Lei de Cotas completa mais de 30 anos, mas inclusão plena ainda é desafio
Mesmo com avanços legais, pessoas com deficiência relatam barreiras no trabalho e na vida social
INCLUSÃO EM PAUSAA Lei de Cotas, que reserva de 2% a 5% das vagas em empresas de médio e grande porte para pessoas com deficiência, existe há mais de três décadas. Mas a realidade mostra que a legislação, sozinha, não garante inclusão plena.
“Não basta contratar. É preciso que o ambiente de trabalho esteja pronto para acolher as diferenças”, afirma Angela Maria Frata, professora e coordenadora de cursos de Administração, Ciências Contábeis e Gestão de Recursos Humanos da Estácio em Campo Grande. Para ela, a acessibilidade vai além da lei: “O respeito às limitações e o combate ao capacitismo são fundamentais para que a inclusão seja de fato efetiva.”
Angela perdeu a audição de um dos ouvidos aos 35 anos, após uma cirurgia. Desde então, precisou adaptar sua rotina como docente. “Ouvir com um só ouvido em meio ao barulho da sala é muito desafiador. Pedi para que levantassem a mão ao falar, para identificar de onde vinha o som. Sempre deixo claro no primeiro dia minhas limitações, para evitar mal-entendidos.”
As adaptações, no entanto, não eliminam os obstáculos. “Em reuniões e eventos, o excesso de ruído gera o que chamo de ‘ressaca auditiva’. Fico confusa, cansada e acabo perdendo oportunidades de networking. Profissionalmente, esse é o maior prejuízo”, relata.
Ela também aponta que deficiências invisíveis muitas vezes não são reconhecidas pelas instituições. “O mercado exige que o PCD seja tão bom quanto, ou melhor, do que uma pessoa sem deficiência, sem reconhecer suas limitações. Esse descompasso pode gerar frustração e até configurar assédio moral.”

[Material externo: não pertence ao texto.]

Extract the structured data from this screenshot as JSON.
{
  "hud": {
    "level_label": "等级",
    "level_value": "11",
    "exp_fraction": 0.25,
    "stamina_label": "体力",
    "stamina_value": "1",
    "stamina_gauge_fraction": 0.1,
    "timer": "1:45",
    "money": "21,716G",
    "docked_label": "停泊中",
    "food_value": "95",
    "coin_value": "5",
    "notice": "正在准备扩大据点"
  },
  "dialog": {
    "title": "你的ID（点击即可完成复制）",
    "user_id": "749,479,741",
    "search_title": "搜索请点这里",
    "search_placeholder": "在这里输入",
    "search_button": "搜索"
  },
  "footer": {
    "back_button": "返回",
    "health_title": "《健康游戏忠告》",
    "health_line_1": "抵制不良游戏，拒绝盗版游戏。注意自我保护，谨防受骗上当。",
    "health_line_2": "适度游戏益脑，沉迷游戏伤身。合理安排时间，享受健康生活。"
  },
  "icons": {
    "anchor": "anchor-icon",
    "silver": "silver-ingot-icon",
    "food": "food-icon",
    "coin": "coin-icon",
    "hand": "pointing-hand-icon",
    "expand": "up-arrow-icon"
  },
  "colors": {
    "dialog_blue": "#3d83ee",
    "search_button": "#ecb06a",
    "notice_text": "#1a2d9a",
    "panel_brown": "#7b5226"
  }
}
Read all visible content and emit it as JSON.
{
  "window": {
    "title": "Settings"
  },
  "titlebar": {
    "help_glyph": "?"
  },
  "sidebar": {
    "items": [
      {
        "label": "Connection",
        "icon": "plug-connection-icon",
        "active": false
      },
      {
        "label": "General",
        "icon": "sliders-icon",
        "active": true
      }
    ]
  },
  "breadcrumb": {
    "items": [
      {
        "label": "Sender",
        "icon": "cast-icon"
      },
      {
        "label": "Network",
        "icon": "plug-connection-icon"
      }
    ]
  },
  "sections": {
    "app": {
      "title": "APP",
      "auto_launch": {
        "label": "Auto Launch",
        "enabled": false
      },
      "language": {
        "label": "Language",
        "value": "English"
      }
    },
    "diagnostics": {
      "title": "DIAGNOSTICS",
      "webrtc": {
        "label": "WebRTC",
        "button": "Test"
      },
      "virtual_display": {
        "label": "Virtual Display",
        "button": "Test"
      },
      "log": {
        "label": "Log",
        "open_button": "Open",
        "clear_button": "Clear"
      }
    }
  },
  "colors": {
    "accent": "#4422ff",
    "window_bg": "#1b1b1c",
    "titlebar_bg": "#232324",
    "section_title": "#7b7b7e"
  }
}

Para enfrentar as dificuldades, Angela adotou ferramentas como o cordão de girassol, usado para identificar deficiências invisíveis, e o aparelho auditivo Cross, que transmite o som do ouvido surdo para o ouvido bom. Mesmo assim, lembra que a tecnologia encontra limites em ambientes ruidosos.
Da experiência nasceu também um envolvimento maior com o movimento de pessoas com deficiência auditiva unilateral. Em 2023, uma lei reconheceu oficialmente essa condição como deficiência. “Um dia minha psicóloga me perguntou: ‘O que você está fazendo para que essa lei saia?’. A partir daí, voltei a me envolver com o movimento. Criamos a página Surdos de Um Ouvido e conseguimos unir pessoas de todo o Brasil.”
Para ela, o caminho ainda depende de mudança cultural. “Campanhas de conscientização são urgentes para transformar tanto os que excluem por desconhecimento quanto os que discriminam por preconceito”, afirma.
A Convenção da ONU sobre os Direitos das Pessoas com Deficiência, em vigor desde 2008, reforça que a deficiência faz parte da condição humana e que qualquer pessoa, em algum momento da vida, pode vivenciar essa realidade, seja de forma temporária ou permanente.